El reverendo Dewey Williams, pastor bautista afroamericano, ha ganado un concurso de sermones sobre "la alegría en los corredores de la muerte" que se ha organizado por primera vez en Estados Unidos. En un país donde se potencia la competitividad y se celebran concursos de toda índole, también las palabras que se pronuncian a los condenados a muerte tienen cabida. He tenido la oportunidad de escuchar su sermón, en otro contexto. Nos lo ha repetido a un centenar de teólogos, sociólogos, educadores, psicólogos y filósofos convocados en la Universidad de Yale durante una semana para explorar qué tiene que ver la alegría con una vida que valga la pena de ser vivida. Para dilucidarlo se han repasado ideas de grandes maestros de tradiciones, algunas espirituales, otras filosóficas, en el marco de un proyecto internacional de la Fundación Templeton y la Universidad de Yale. En Estados Unidos, la cultura de la filantropía permite que haya dinero para que unos expertos se pasen años analizando qué nos hace felices y para diseñar cursos en la universidad sobre este tema, así como para explorar qué indicadores hay que potenciar, por qué en los institutos los estudiantes sufren ansiedad y qué extraña alegría puede haber en un corredor de la muerte. Me cuesta imaginar programas de esta magnitud en nuestro país.

El reverendo Williams, que predica en Carolina del Norte y responde a la imagen mental que podemos tener de un pastor bautista veterano, empático, apasionado y resistente, defiende que la alegría es la capacidad de que una situación negativa se convierta en algo que valga la pena.
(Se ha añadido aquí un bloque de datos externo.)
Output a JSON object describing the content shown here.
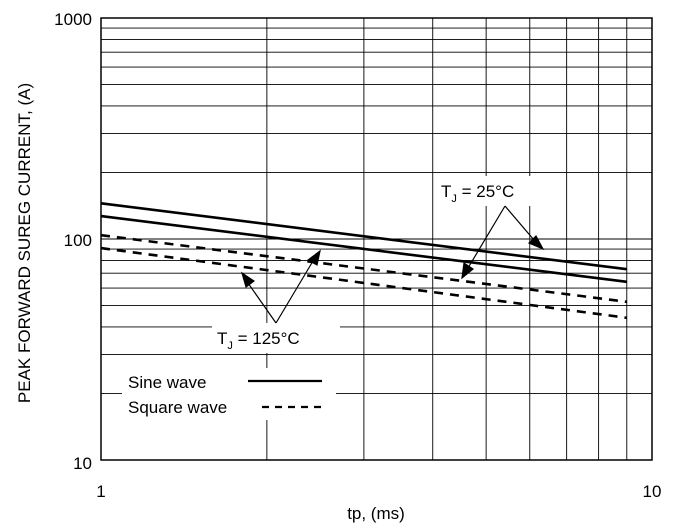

Cuando estás en la prisión esperando que te ejecuten, la alegría de entrada no parece que tenga muchas posibilidades de estar presente.

"Estos hombres son los más segregados de la prisión, muchos de ellos nunca reciben ninguna visita, no se reúnen nunca con otros internos. Y, con todo, consiguen compartir la vida y la fe con nosotros". Nos venía a decir que "estar allí" y pronunciar palabras de consuelo puede marcar la diferencia en la vida de muchas personas que están a pocas horas de ser asesinadas.

En el momento en que el pastor hablaba, el Papa de Roma todavía no había anunciado que hay que retirar del Catecismo de la Iglesia católica la eventualidad de la pena de muerte. Lisa y llanamente, para los católicos queda claro y por escrito que la pena de muerte es "inadmisible". En un acto muy esperado, el papa Francisco ha dejado dicho que la Iglesia se compromete "con determinación" a abolir la pena de muerte en todo el mundo, una pena que atenta "contra la inviolabilidad y la dignidad de la persona". En Estados Unidos la noticia ha sido recibida con alegría pero también con reticencias por parte de un considerable número de ciudadanos que están a favor. La posición de la Iglesia católica contra la pena de muerte en Estados Unidos es fuerte, y son muchos los colectivos que rezan y se manifiestan ante las prisiones.

El papa Juan Pablo II dijo en Missouri el 27 de enero de 1999 que había que llegar a un "consenso" para acabar con la pena de muerte, que era "cruel e innecesaria". Pero han tenido que pasar casi 20 años desde aquellas palabras para que finalmente otro Papa haya conseguido quitar la posibilidad remota de la pena de muerte de un texto tan determinante como el Catecismo de la Iglesia católica. ¡Qué imprescindibles son las palabras que van dejando rastro, pero qué necesarios los puñetazos de los que pueden decidir! Bienvenido Catecismo sin vergonzantes excepciones y bienvenidos sermones en el pasillo de la muerte que son capaces de insuflar esperanza. Estamos en una sociedad de la venganza, que nos deshumaniza y nos hace miserables, y hay que parar esta espiral. Apostar por la venganza y ponerse al mismo nivel de quien ha cometido un crimen terrible no arregla nada: por desgracia no nos devuelve a las víctimas, nos ensucia radicalmente como personas, hace disminuir de manera drástica nuestra alegría y nos reduce en el plano moral.